Gli spermatozoi non solo sono diminuiti di numero, ma posseggono sempre meno capacità fecondante, appaiono in un certo senso più “deboli” rispetto al passato, dotati di minore mobilità e con possibilità inferiori di arrivare a fecondare l’ovulo. Per tale motivo vengono classificati di qualità “mediocre”.L’inquinamento, dunque, sembra essere il male del secolo, o quantomeno sicuramente uno dei suoi mali peggiori.

Oltre ad essere portatore di malattie respiratorie e tumori, si rende responsabile anche di un considerevole aumento di infertilità. Tumori e fertilità, fra l’altro, sono in alcuni casi correlati, in quanto è stato stabilito che negli ultimi venti anni il cancro ai testicoli pare essere addirittura raddoppiato, con un rischio fondato di sterilità diffusa per il futuro.Com’è facile immaginare, le persone più soggette ai danni derivanti dall’inquinamento ambientale sono quelle che vivono in città, in particolare nelle grandi metropoli, senza dubbio maggiormente esposte ad agenti nocivi e inquinanti rispetto a chi vive in campagna o località molto periferiche.

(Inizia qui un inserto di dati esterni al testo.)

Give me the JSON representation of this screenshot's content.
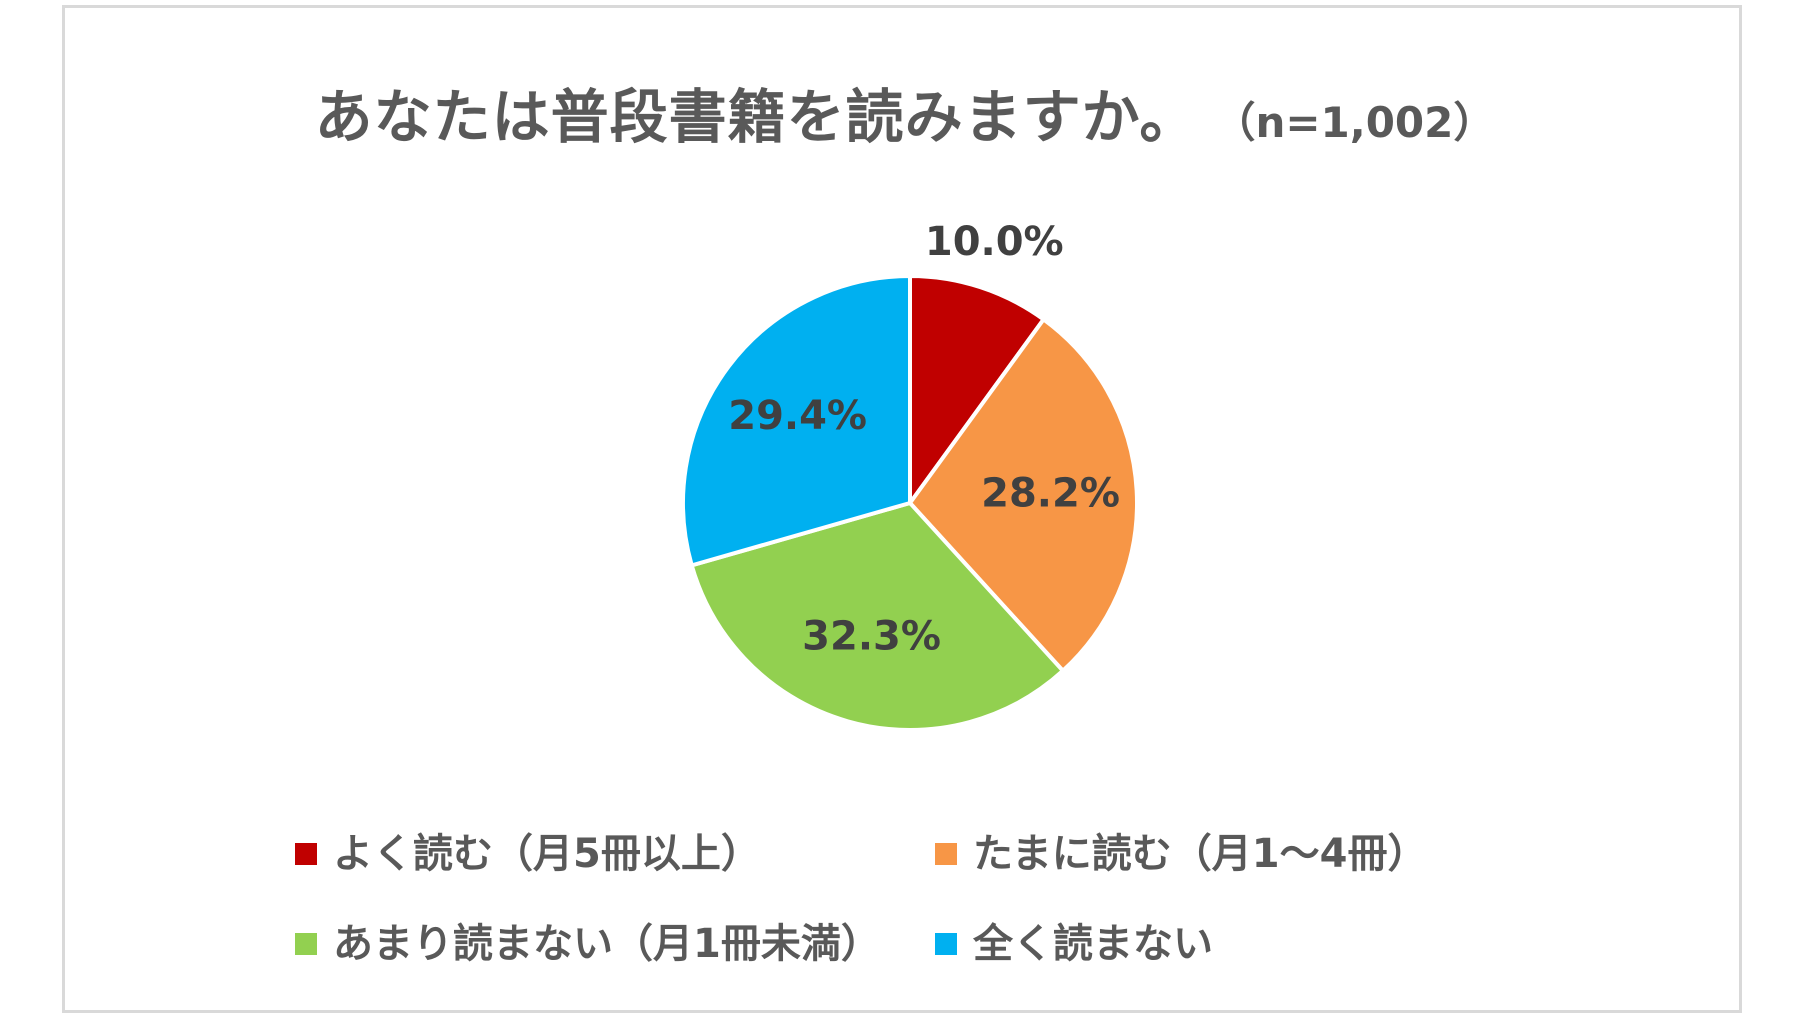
{
  "chart_data": {
    "type": "pie",
    "title": "あなたは普段書籍を読みますか。",
    "subtitle": "（n=1,002）",
    "categories": [
      "よく読む（月5冊以上）",
      "たまに読む（月1～4冊）",
      "あまり読まない（月1冊未満）",
      "全く読まない"
    ],
    "values": [
      10.0,
      28.2,
      32.3,
      29.4
    ],
    "value_labels": [
      "10.0%",
      "28.2%",
      "32.3%",
      "29.4%"
    ],
    "colors": [
      "#C00000",
      "#F79646",
      "#92D050",
      "#00B0F0"
    ],
    "legend": "bottom",
    "start_angle": "12 o'clock, clockwise"
  }
}
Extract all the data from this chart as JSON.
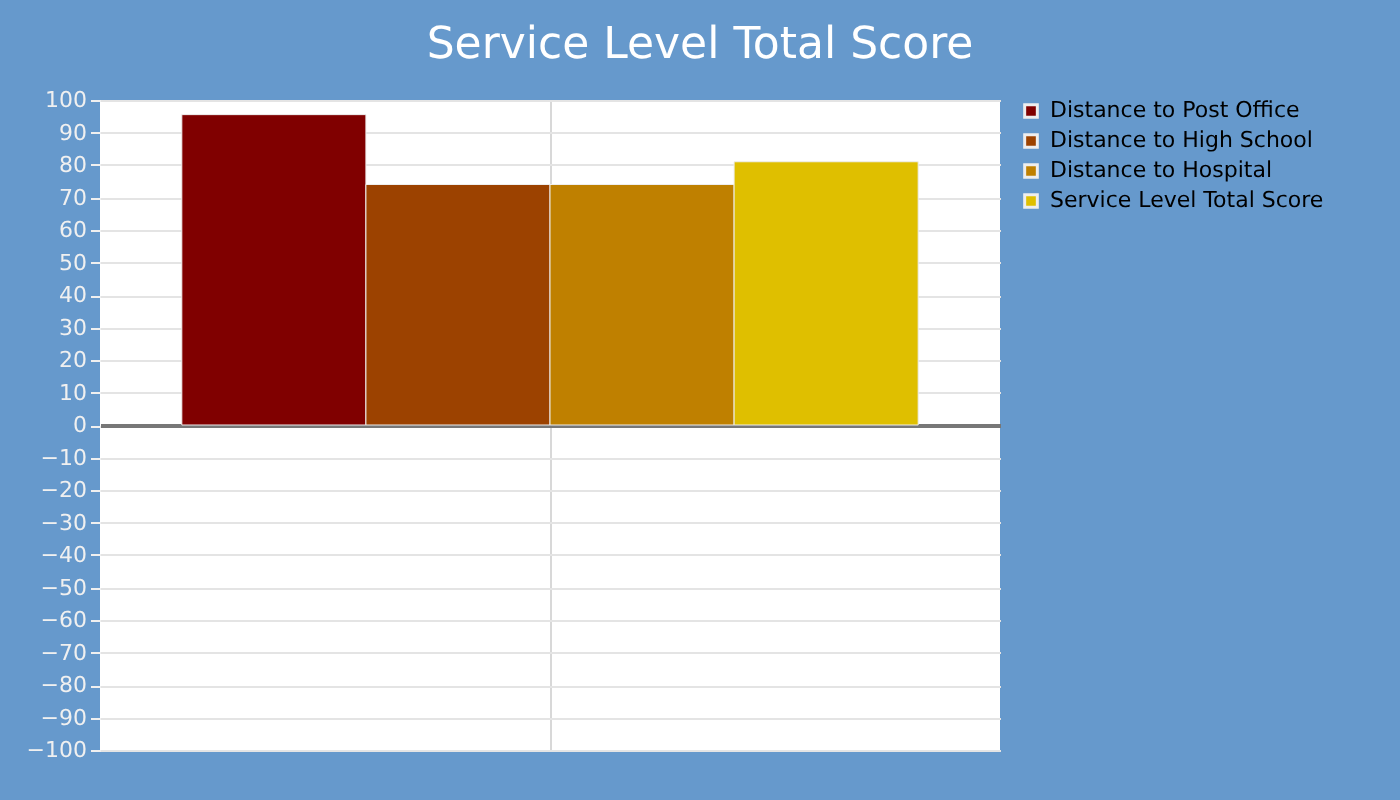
{
  "chart_data": {
    "type": "bar",
    "title": "Service Level Total Score",
    "categories": [
      null
    ],
    "series": [
      {
        "name": "Distance to Post Office",
        "color": "#800000",
        "values": [
          95.5
        ]
      },
      {
        "name": "Distance to High School",
        "color": "#9c4200",
        "values": [
          74
        ]
      },
      {
        "name": "Distance to Hospital",
        "color": "#bf8000",
        "values": [
          74
        ]
      },
      {
        "name": "Service Level Total Score",
        "color": "#dfbf00",
        "values": [
          81
        ]
      }
    ],
    "ylim": [
      -100,
      100
    ],
    "yticks": [
      -100,
      -90,
      -80,
      -70,
      -60,
      -50,
      -40,
      -30,
      -20,
      -10,
      0,
      10,
      20,
      30,
      40,
      50,
      60,
      70,
      80,
      90,
      100
    ],
    "grid": true,
    "legend": "top right",
    "tick_labels": "y"
  }
}
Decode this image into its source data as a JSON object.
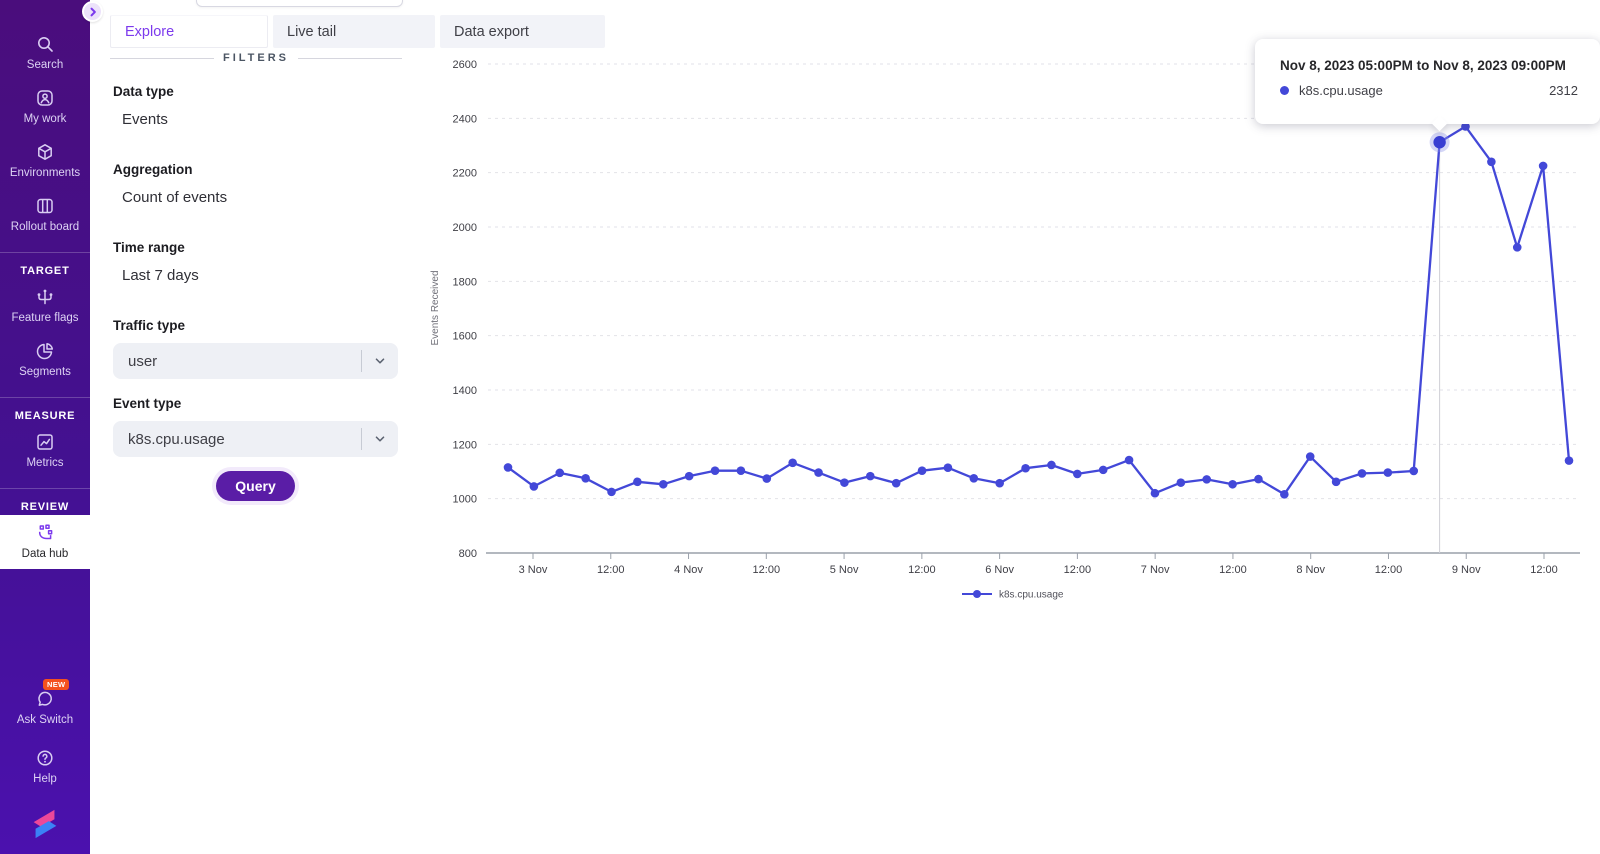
{
  "app": {
    "accent_color": "#7c3aed",
    "series_color": "#4348d8",
    "badge_color": "#f4511e"
  },
  "sidebar": {
    "groups": [
      {
        "items": [
          {
            "icon": "search-icon",
            "label": "Search"
          },
          {
            "icon": "my-work-icon",
            "label": "My work"
          },
          {
            "icon": "environments-icon",
            "label": "Environments"
          },
          {
            "icon": "rollout-board-icon",
            "label": "Rollout board"
          }
        ]
      },
      {
        "header": "TARGET",
        "items": [
          {
            "icon": "feature-flags-icon",
            "label": "Feature flags"
          },
          {
            "icon": "segments-icon",
            "label": "Segments"
          }
        ]
      },
      {
        "header": "MEASURE",
        "items": [
          {
            "icon": "metrics-icon",
            "label": "Metrics"
          }
        ]
      },
      {
        "header": "REVIEW",
        "items": [
          {
            "icon": "data-hub-icon",
            "label": "Data hub",
            "active": true
          }
        ]
      }
    ],
    "footer": [
      {
        "icon": "ask-switch-icon",
        "label": "Ask Switch",
        "badge": "NEW"
      },
      {
        "icon": "help-icon",
        "label": "Help"
      }
    ]
  },
  "tabs": [
    {
      "label": "Explore",
      "active": true
    },
    {
      "label": "Live tail",
      "active": false
    },
    {
      "label": "Data export",
      "active": false
    }
  ],
  "filters": {
    "heading": "FILTERS",
    "fields": [
      {
        "label": "Data type",
        "value": "Events",
        "control": "text"
      },
      {
        "label": "Aggregation",
        "value": "Count of events",
        "control": "text"
      },
      {
        "label": "Time range",
        "value": "Last 7 days",
        "control": "text"
      },
      {
        "label": "Traffic type",
        "value": "user",
        "control": "select"
      },
      {
        "label": "Event type",
        "value": "k8s.cpu.usage",
        "control": "select"
      }
    ],
    "query_button": "Query"
  },
  "tooltip": {
    "title": "Nov 8, 2023 05:00PM to Nov 8, 2023 09:00PM",
    "series": "k8s.cpu.usage",
    "value": "2312",
    "dot_color": "#4348d8"
  },
  "chart_data": {
    "type": "line",
    "title": "",
    "xlabel": "",
    "ylabel": "Events Received",
    "ylim": [
      800,
      2600
    ],
    "y_ticks": [
      800,
      1000,
      1200,
      1400,
      1600,
      1800,
      2000,
      2200,
      2400,
      2600
    ],
    "x_tick_labels": [
      "3 Nov",
      "12:00",
      "4 Nov",
      "12:00",
      "5 Nov",
      "12:00",
      "6 Nov",
      "12:00",
      "7 Nov",
      "12:00",
      "8 Nov",
      "12:00",
      "9 Nov",
      "12:00"
    ],
    "grid": "dashed-horizontal",
    "legend_position": "bottom",
    "series": [
      {
        "name": "k8s.cpu.usage",
        "color": "#4348d8",
        "point_interval_hours": 4,
        "values": [
          1115,
          1045,
          1095,
          1075,
          1025,
          1062,
          1053,
          1083,
          1103,
          1103,
          1074,
          1132,
          1096,
          1059,
          1083,
          1057,
          1103,
          1114,
          1075,
          1057,
          1112,
          1124,
          1091,
          1106,
          1142,
          1020,
          1059,
          1071,
          1053,
          1072,
          1016,
          1155,
          1062,
          1093,
          1096,
          1102,
          2312,
          2370,
          2240,
          1925,
          2225,
          1140
        ]
      }
    ],
    "highlighted_point": {
      "series": "k8s.cpu.usage",
      "index": 36,
      "value": 2312
    }
  }
}
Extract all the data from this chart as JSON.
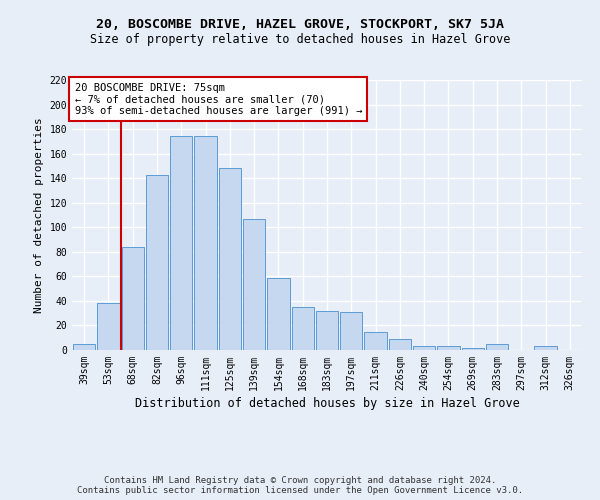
{
  "title": "20, BOSCOMBE DRIVE, HAZEL GROVE, STOCKPORT, SK7 5JA",
  "subtitle": "Size of property relative to detached houses in Hazel Grove",
  "xlabel": "Distribution of detached houses by size in Hazel Grove",
  "ylabel": "Number of detached properties",
  "footer_line1": "Contains HM Land Registry data © Crown copyright and database right 2024.",
  "footer_line2": "Contains public sector information licensed under the Open Government Licence v3.0.",
  "categories": [
    "39sqm",
    "53sqm",
    "68sqm",
    "82sqm",
    "96sqm",
    "111sqm",
    "125sqm",
    "139sqm",
    "154sqm",
    "168sqm",
    "183sqm",
    "197sqm",
    "211sqm",
    "226sqm",
    "240sqm",
    "254sqm",
    "269sqm",
    "283sqm",
    "297sqm",
    "312sqm",
    "326sqm"
  ],
  "values": [
    5,
    38,
    84,
    143,
    174,
    174,
    148,
    107,
    59,
    35,
    32,
    31,
    15,
    9,
    3,
    3,
    2,
    5,
    0,
    3,
    0
  ],
  "bar_color": "#c5d8f0",
  "bar_edge_color": "#5b9bd5",
  "vline_x": 1.5,
  "vline_color": "#cc0000",
  "annotation_text": "20 BOSCOMBE DRIVE: 75sqm\n← 7% of detached houses are smaller (70)\n93% of semi-detached houses are larger (991) →",
  "annotation_box_color": "#ffffff",
  "annotation_box_edge": "#cc0000",
  "ylim": [
    0,
    220
  ],
  "yticks": [
    0,
    20,
    40,
    60,
    80,
    100,
    120,
    140,
    160,
    180,
    200,
    220
  ],
  "bg_color": "#e8eef8",
  "plot_bg_color": "#e8eef8",
  "grid_color": "#ffffff",
  "title_fontsize": 9.5,
  "subtitle_fontsize": 8.5,
  "xlabel_fontsize": 8.5,
  "ylabel_fontsize": 8,
  "tick_fontsize": 7,
  "annotation_fontsize": 7.5,
  "footer_fontsize": 6.5
}
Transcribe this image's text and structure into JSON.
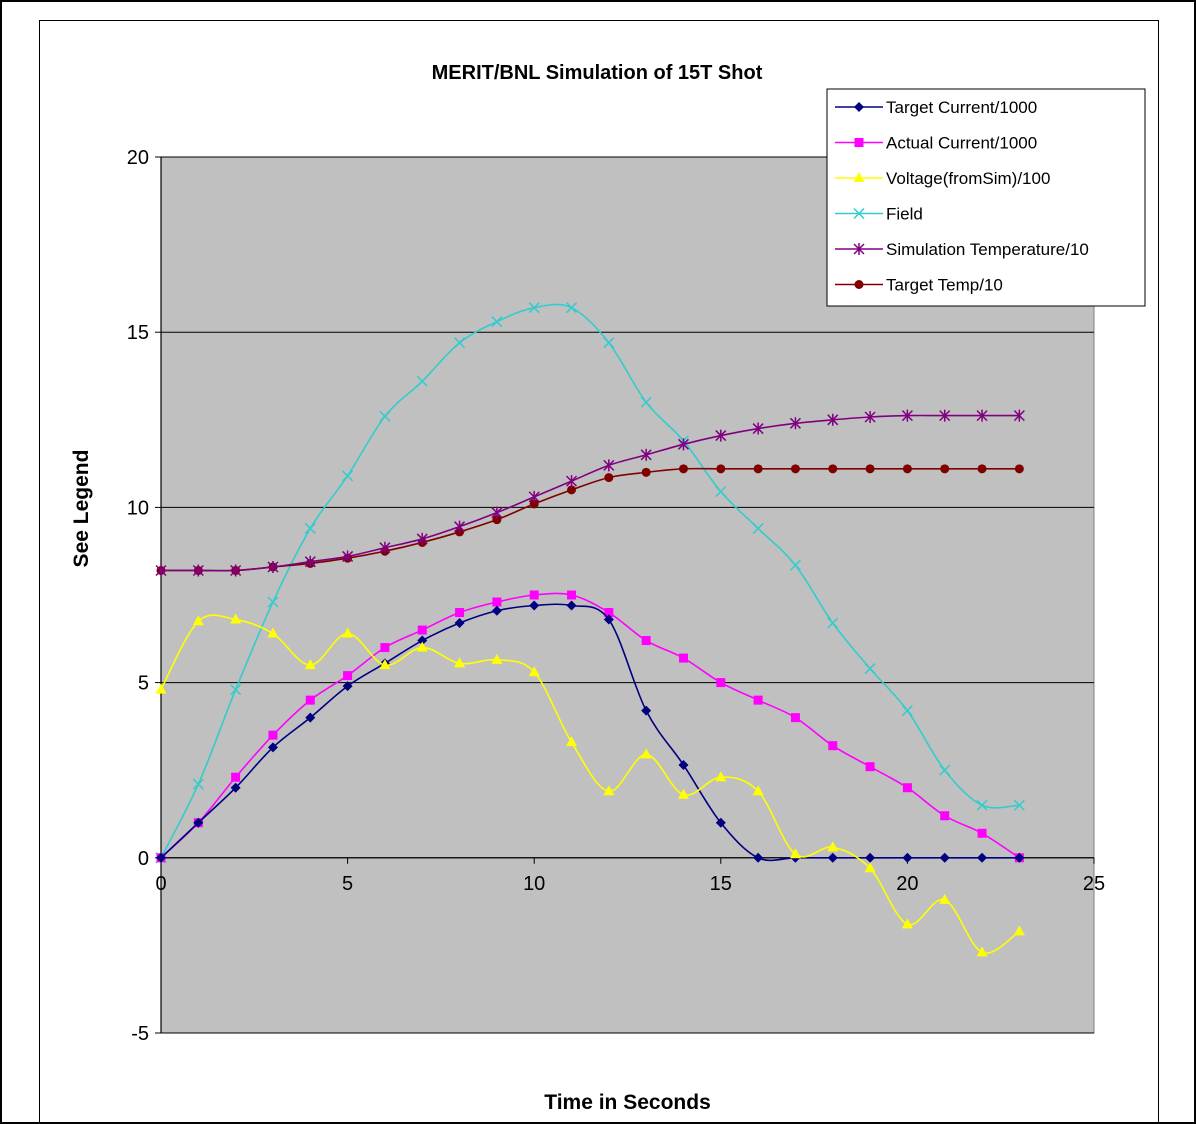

Esiste una preoccupazione seria e fondata per il futuro riproduttivo e sessuale delle nuove generazioni ed alcune considerazioni andrebbero fatte anche sull’assenza di “comunicazione” presente fra le coppie (o gli individui) che soffrono di problemi di fertilità e gli specialisti nel settore. Chi è affetto da questo problema, infatti, spesso vive questo disagio in solitudine, senza parlarne con nessuno o chiedere consigli ad un esperto. Tale forma di “segretezza” riguardo all’argomento dovrebbe essere evitata, al fine di cercare strade e alternative utili per risolvere questo gravoso problema.